In a statement emailed to the AJC, Sengova said the prohibition against political contributions applies only to municipal elections.
“Mr. Grubman’s accusations are false and misleading and (part of) his continued attempts to attack my character for doing my job, and I plan to contact the Georgia State Bar for his slanderous comments,” Sengova’s statement says. “That said, he has yet to appear before the Ethics Board to address the case pending against his client.”
The ethics complaint was filed against Beard in December 2018, after a series of stories by the AJC and Channel 2 Action News outlining the former CFO's use of his taxpayer-backed credit card. Beard repaid the city $10,000 for the Paris hotel stay, and told the AJC that he was in France performing "due diligence" for a proposed street furniture program.

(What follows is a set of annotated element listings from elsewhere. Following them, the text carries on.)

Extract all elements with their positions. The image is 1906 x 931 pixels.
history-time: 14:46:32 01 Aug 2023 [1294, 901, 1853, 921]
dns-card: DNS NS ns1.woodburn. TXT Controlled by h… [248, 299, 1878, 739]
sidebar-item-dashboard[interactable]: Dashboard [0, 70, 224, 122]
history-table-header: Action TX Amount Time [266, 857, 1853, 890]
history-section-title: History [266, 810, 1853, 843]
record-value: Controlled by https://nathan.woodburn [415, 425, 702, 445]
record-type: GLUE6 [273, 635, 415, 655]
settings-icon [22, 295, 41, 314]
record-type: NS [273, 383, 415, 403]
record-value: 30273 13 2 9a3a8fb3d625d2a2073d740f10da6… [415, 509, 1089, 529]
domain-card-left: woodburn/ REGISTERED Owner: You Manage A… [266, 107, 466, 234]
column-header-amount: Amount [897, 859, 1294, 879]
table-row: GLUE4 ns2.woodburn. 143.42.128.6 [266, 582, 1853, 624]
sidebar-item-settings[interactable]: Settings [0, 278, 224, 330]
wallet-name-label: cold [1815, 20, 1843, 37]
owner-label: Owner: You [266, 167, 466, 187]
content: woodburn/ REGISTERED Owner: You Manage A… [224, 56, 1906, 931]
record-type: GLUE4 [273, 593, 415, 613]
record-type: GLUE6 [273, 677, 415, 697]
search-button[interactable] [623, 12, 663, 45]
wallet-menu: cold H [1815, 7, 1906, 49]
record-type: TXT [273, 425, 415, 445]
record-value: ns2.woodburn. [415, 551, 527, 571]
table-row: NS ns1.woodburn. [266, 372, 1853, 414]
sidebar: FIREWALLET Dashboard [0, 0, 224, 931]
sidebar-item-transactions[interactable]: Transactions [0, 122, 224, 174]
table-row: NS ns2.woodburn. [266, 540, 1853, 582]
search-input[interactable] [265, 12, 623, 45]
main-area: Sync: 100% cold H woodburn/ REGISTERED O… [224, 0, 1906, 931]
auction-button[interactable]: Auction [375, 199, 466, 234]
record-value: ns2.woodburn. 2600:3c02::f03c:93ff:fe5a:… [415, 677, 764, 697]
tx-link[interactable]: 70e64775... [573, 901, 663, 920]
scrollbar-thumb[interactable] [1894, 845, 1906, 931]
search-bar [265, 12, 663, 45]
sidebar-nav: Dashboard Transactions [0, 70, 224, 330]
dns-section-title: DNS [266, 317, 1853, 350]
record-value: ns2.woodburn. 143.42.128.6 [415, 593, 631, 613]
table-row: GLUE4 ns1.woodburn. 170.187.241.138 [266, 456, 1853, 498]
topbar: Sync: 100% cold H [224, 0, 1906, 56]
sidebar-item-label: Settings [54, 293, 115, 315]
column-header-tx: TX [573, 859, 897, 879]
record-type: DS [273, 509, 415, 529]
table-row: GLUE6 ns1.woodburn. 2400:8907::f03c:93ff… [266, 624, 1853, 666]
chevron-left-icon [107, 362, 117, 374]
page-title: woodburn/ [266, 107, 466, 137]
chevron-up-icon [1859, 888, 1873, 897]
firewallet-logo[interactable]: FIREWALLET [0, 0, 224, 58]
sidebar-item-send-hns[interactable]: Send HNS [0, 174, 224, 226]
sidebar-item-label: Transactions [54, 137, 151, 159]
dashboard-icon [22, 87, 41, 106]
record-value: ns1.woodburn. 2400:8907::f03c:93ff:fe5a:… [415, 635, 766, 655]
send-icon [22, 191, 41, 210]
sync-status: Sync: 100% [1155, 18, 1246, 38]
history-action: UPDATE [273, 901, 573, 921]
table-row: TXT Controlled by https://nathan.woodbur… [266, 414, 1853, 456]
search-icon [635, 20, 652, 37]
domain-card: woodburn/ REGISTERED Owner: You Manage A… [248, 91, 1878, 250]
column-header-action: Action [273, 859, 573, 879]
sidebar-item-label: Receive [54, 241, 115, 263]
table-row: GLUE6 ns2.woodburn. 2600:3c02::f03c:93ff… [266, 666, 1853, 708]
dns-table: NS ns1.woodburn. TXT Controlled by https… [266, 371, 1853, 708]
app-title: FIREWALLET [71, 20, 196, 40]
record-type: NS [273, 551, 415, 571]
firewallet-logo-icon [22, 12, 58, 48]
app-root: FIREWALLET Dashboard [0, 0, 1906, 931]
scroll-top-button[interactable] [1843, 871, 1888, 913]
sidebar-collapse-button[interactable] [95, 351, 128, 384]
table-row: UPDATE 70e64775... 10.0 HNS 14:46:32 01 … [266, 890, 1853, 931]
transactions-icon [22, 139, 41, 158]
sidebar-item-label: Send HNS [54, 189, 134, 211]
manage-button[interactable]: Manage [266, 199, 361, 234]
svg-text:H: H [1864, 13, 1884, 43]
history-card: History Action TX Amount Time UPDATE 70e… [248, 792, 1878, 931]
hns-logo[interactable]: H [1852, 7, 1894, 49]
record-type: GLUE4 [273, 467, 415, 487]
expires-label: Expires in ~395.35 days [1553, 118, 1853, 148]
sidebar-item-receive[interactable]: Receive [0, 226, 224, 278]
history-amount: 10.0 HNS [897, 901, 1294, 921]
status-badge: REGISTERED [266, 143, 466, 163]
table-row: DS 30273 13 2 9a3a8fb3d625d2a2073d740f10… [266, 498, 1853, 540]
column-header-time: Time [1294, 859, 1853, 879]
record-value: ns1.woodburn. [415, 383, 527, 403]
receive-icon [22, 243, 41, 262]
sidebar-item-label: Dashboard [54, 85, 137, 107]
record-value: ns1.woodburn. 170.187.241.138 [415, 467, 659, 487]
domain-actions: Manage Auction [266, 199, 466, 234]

The AJC also reported that Beard used his card to pay an $8,000 restaurant tab for a going away party in the final weeks of Kasim Reed's tenure as mayor. Beard spent another $2,000 for parting gifts for members of Reed's cabinet.
The party spending and gifts were not among the 44 charges cited in the ethics complaint, which alleges Beard used his card for more than $150,000 in questionable purchases from 2014-18. Among them: travel expenses for Beard's paid work on the Municipal Securities Rulemaking Board, a regulator of financial institutions that sell municipal bonds.
“A review of city records shows that you failed to provide any or sufficient supporting documentation demonstrating the city business justification for these charges,” the complaint says.
Employees in Beard’s department were responsible for oversight of the city’s credit card program, which included making sure purchases by Beard and the mayor were legitimate.
The ethics board voted earlier this month to proceed with the case against Beard. He faces possible sanctions of a $1,000 fine, a reprimand, and referral of the case for prosecution by the city solicitor in Municipal Court.
In a May 1 written response to the allegations, Grubman wrote that the ethics board doesn’t have jurisdiction over Beard “as he is no longer in any way affiliated with the City of Atlanta.”
But the city’s ethics board has adjudicated complaints against former employees. In June 2014, it initiated an investigation against an environmental compliance officer who allegedly misused her city vehicle and received free food from a restaurant after threatening to use her authority against the business. And in March 2015, the Ethics Board fined the former employee $5,000 and reprimanded her.
Grubman also wrote in the May 1 letter that Beard does not have access to documents or information related to the charges cited in the complaint, because he is no longer an employee.
“From early 2016 until early 2018, Mr. Beard was the City’s lead negotiator for the Arena/Gulch transaction and was also finance lead for numerous other transactions during his entire tenure as CFO,” Grubman’s May 1 letter says. “In this capacity, Mr. Beard took numerous authorized trips in order to facilitate the successful closing of those transactions.”
Our reporting
A 2018 AJC investigation revealed lavish spending on the credit card held by former Atlanta CFO Jim Beard and other city officials. The stories resulted in an ethics investigation against Beard that is pending before the Atlanta Board of Ethics.